Dickens 2012 marks the bicentenary of the birth of Charles Dickens with an international celebration of his life and work. From exhibitions to immersive theater performances, Dickens 2012 celebrates the legacy and contemporary impact of Dickens’s work with arts events across 50 countries.
In the United States, the British Council partnered with The Bronx Museum of the Arts in New York for Sketching the City, a project linking diverse local communities with the modern legacy of Charles Dickens’s writing. The project featured three parts: a series of professional development workshops for teachers and young curators, a high school art and writing contest, and an exhibition of selected contest entries at the Bronx Museum.

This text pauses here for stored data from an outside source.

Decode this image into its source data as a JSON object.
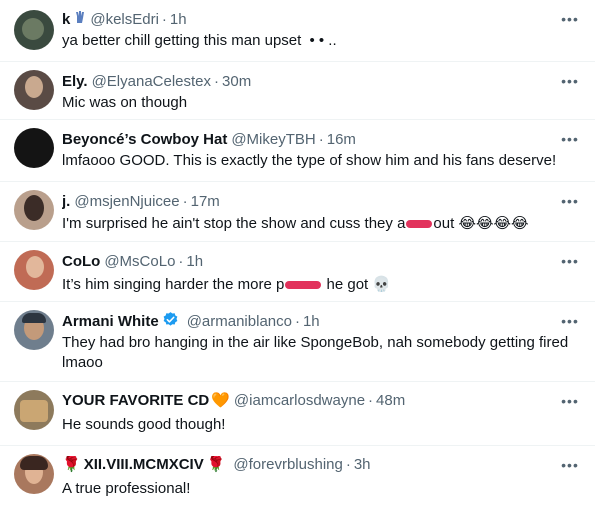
{
  "replies": [
    {
      "name": "k",
      "handle": "@kelsEdri",
      "time": "1h",
      "text": "ya better chill getting this man upset",
      "suffix": "• • ..",
      "avatar_color": "#3a4a3f"
    },
    {
      "name": "Ely.",
      "handle": "@ElyanaCelestex",
      "time": "30m",
      "text": "Mic was on though",
      "avatar_color": "#5a4b45"
    },
    {
      "name": "Beyoncé’s Cowboy Hat",
      "handle": "@MikeyTBH",
      "time": "16m",
      "text": "lmfaooo GOOD. This is exactly the type of show him and his fans deserve!",
      "avatar_color": "#141414"
    },
    {
      "name": "j.",
      "handle": "@msjenNjuicee",
      "time": "17m",
      "text_before": "I'm surprised he ain't stop the show and cuss they a",
      "text_after": "out",
      "emoji": "😂😂😂😂",
      "avatar_color": "#b99f8c"
    },
    {
      "name": "CoLo",
      "handle": "@MsCoLo",
      "time": "1h",
      "text_before": "It’s him singing harder the more p",
      "text_after": "he got",
      "emoji": "💀",
      "avatar_color": "#c06b55"
    },
    {
      "name": "Armani White",
      "handle": "@armaniblanco",
      "time": "1h",
      "text": "They had bro hanging in the air like SpongeBob, nah somebody getting fired lmaoo",
      "avatar_color": "#6f7e8d"
    },
    {
      "name": "YOUR FAVORITE CD",
      "name_emoji": "🧡",
      "handle": "@iamcarlosdwayne",
      "time": "48m",
      "text": "He sounds good though!",
      "avatar_color": "#8d7a5c"
    },
    {
      "name": "XII.VIII.MCMXCIV",
      "name_emoji_before": "🌹",
      "name_emoji_after": "🌹",
      "handle": "@forevrblushing",
      "time": "3h",
      "text": "A true professional!",
      "avatar_color": "#a9785e"
    }
  ],
  "separator": "·",
  "more_glyph": "•••"
}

We held a Dickens-themed professional development workshop and birthday celebration at the Bronx Museum of the Arts on February 7, 2012, Charles Dickens’s 200th birthday. The workshop was led by Charles Dickens expert Dr. Jonathan Farina and encouraged educators to teach the best of Dickens’s work by breaking his longer tomes into manageable pieces.
The Sketching the City Contest called on New York high school students to find inspiration in the writings and illustrations of Dickens’s Sketches by Boz, a social realist collection published early in his career. The high school teens were encouraged to assume the role of Boz (Charles Dickens’s pen-name) and use their local community as inspiration to create their own works of creative writing, photography, and visual art.
A series of professional development curatorial workshops for Bronx Museum of the Arts’ Teen Council alumni and art college students was held at the Bronx Museum of the Arts. Together the alumni selected the winning contest submissions and curated the Sketching the City exhibition.
Selected works from the Sketching the City contest were exhibited at The Bronx Museum of the Arts from March 30th to April 6th.